Author: Mocraig Sande
Project Members: Walter Murimi · James Muteti · John Mutisya · Jeremy Kipkurui
Programme: B.Sc. Applied Statistics with Computing, Moi University
Supervisor: Prof. Ann Mwangi
Academic Year: 2025/2026
This capstone project develops and validates predictive models for maize and bean yields among smallholder farmers in Kitui County, Kenya — one of Kenya's most food-insecure arid and semi-arid regions. Four modelling approaches are compared: Multiple Linear Regression (OLS), LASSO Regression, Random Forest, and XGBoost.
Key Results (Summary):
| Crop | Best Model | RMSE (t/ha) | R² |
|---|---|---|---|
| Maize | LASSO | 0.232 | 0.594 |
| Beans | LASSO | 0.155 | 0.633 |
| Source | Variables | URL |
|---|---|---|
| Synthetic survey (n=200) | All agronomic & socioeconomic | Generated — see notebooks/02_synthetic_survey.ipynb |
| NASA POWER | Rainfall, temp, solar | power.larc.nasa.gov |
| SoilGrids 2.0 | pH, SOC, clay, sand | rest.soilgrids.org |
kitui-yield-prediction/
├── data/
│ ├── synthetic/ # Synthetic farmer survey (n=200)
│ ├── raw/ # API downloads (gitignored, regenerable)
│ └── processed/ # Merged, clean, feature-engineered
├── notebooks/ # Colab notebooks (numbered, run in order)
├── src/ # Reusable functions
├── outputs/
│ ├── figures/ # All plots (180–200 dpi PNG)

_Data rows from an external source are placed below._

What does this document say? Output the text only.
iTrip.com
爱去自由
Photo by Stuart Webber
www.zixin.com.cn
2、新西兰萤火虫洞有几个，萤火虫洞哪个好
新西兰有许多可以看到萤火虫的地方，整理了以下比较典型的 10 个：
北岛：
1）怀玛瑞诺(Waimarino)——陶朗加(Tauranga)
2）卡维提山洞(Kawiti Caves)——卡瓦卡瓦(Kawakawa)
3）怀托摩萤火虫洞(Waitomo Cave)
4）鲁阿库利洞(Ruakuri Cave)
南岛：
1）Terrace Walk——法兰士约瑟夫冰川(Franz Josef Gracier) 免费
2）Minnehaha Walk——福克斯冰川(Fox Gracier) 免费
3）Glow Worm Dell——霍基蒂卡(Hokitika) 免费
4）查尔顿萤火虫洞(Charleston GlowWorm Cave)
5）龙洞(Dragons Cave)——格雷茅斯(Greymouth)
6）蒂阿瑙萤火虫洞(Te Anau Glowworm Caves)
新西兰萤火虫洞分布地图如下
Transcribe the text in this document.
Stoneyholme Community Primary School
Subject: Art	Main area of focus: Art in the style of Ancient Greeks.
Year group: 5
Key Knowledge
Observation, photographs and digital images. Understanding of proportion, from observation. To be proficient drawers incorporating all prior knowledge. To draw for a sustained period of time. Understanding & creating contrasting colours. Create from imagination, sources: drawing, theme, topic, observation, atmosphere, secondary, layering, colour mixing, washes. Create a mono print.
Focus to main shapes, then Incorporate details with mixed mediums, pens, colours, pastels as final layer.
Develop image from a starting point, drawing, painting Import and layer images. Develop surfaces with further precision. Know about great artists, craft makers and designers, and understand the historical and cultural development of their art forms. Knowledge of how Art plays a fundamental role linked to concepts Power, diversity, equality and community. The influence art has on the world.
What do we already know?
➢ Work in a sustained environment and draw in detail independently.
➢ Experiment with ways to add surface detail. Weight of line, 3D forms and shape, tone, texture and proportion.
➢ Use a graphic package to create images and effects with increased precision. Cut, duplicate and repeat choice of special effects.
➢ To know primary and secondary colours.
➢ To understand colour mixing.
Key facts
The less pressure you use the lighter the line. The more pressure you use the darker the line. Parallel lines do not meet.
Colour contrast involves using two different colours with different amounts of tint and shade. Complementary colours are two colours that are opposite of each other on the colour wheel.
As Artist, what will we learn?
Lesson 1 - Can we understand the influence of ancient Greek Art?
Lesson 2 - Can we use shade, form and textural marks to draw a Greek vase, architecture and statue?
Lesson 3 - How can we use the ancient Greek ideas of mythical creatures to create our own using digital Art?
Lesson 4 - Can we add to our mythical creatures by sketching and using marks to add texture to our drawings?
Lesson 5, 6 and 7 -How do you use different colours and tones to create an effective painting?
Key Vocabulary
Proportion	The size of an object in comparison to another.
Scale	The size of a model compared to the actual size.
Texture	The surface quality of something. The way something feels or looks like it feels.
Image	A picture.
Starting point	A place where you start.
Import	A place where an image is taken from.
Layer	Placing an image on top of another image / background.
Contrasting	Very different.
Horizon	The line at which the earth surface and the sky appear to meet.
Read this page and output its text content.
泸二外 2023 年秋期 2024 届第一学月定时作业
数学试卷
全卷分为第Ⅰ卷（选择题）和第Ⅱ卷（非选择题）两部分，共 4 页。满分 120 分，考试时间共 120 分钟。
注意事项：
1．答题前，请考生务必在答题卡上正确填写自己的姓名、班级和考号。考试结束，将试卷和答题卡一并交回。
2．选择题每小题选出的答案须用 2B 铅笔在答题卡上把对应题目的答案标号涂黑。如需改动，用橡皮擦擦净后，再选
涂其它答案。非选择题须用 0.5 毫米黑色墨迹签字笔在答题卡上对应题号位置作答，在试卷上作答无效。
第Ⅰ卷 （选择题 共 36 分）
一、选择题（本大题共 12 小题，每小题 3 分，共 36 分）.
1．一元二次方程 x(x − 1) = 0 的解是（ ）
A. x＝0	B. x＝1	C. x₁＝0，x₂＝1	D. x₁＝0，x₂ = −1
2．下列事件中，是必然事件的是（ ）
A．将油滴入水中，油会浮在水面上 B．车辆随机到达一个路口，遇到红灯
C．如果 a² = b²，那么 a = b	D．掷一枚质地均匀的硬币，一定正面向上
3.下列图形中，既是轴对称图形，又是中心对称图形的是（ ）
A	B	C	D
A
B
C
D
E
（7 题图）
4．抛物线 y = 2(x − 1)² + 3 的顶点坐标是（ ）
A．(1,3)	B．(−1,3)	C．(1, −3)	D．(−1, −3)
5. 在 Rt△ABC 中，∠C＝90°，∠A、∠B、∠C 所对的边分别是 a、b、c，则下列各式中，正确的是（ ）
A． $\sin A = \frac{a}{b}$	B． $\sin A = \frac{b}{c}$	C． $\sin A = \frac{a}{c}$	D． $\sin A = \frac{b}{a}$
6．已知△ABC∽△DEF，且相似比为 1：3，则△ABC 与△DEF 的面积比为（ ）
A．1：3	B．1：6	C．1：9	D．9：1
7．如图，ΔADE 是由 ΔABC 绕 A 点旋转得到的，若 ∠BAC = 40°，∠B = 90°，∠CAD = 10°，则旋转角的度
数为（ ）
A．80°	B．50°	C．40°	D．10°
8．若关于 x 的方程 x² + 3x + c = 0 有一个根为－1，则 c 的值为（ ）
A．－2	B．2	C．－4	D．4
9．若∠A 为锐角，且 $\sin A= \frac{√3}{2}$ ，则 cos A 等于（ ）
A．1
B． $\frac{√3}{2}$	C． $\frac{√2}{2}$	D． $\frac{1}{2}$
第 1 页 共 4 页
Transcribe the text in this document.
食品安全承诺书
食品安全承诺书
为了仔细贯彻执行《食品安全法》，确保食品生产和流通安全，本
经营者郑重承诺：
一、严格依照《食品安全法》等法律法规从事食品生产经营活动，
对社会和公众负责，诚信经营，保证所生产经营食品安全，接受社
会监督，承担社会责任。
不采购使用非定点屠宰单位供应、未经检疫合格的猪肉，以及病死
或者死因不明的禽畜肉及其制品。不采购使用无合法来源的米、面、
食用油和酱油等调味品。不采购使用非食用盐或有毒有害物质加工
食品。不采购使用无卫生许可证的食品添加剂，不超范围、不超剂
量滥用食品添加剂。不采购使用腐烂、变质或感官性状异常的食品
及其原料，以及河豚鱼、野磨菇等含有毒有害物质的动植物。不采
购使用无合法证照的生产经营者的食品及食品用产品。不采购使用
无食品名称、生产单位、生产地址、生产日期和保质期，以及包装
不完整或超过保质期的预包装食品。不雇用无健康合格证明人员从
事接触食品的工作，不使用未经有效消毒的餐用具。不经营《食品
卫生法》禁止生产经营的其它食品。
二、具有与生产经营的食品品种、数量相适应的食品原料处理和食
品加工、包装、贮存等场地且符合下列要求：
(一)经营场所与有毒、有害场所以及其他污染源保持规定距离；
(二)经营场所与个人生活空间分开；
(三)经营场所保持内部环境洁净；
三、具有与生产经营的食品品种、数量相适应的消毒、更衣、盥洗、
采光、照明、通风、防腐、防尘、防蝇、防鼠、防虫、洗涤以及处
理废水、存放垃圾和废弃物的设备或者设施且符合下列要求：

│ ├── tables/ # Model results, summaries
│ └── maps/ # Interactive HTML maps
├── docs/ # Questionnaire, codebook, sources
└── tests/ # Pytest unit tests
# 1. Clone
git clone git@github.com:crayglockes/kitui-yield-prediction.git
cd kitui-yield-prediction
# 2. Install dependencies
pip install -r requirements.txt
# 3. Run notebooks in order (01 → 07) in Google Colab or Jupyter
# 4. Run tests
pytest tests/ -vAll random seeds are set to 42. Results are fully reproducible.
- Data are synthetic — calibrated against published distributions but not from an actual field survey. Findings should be validated with primary data before policy application.
- SoilGrids and NASA POWER data represent 250m–0.5° resolution averages; farm-level soil and microclimate variation is not fully captured.
- Models are cross-sectional (single season); temporal dynamics of multi-year yield trends are not modelled.
Synthetic data generation methodology is fully documented in notebooks/02_synthetic_survey.ipynb. No real farmer data was collected without consent. The questionnaire (docs/questionnaire.md) represents the intended instrument for future primary data collection under Moi University IREC ethics protocol.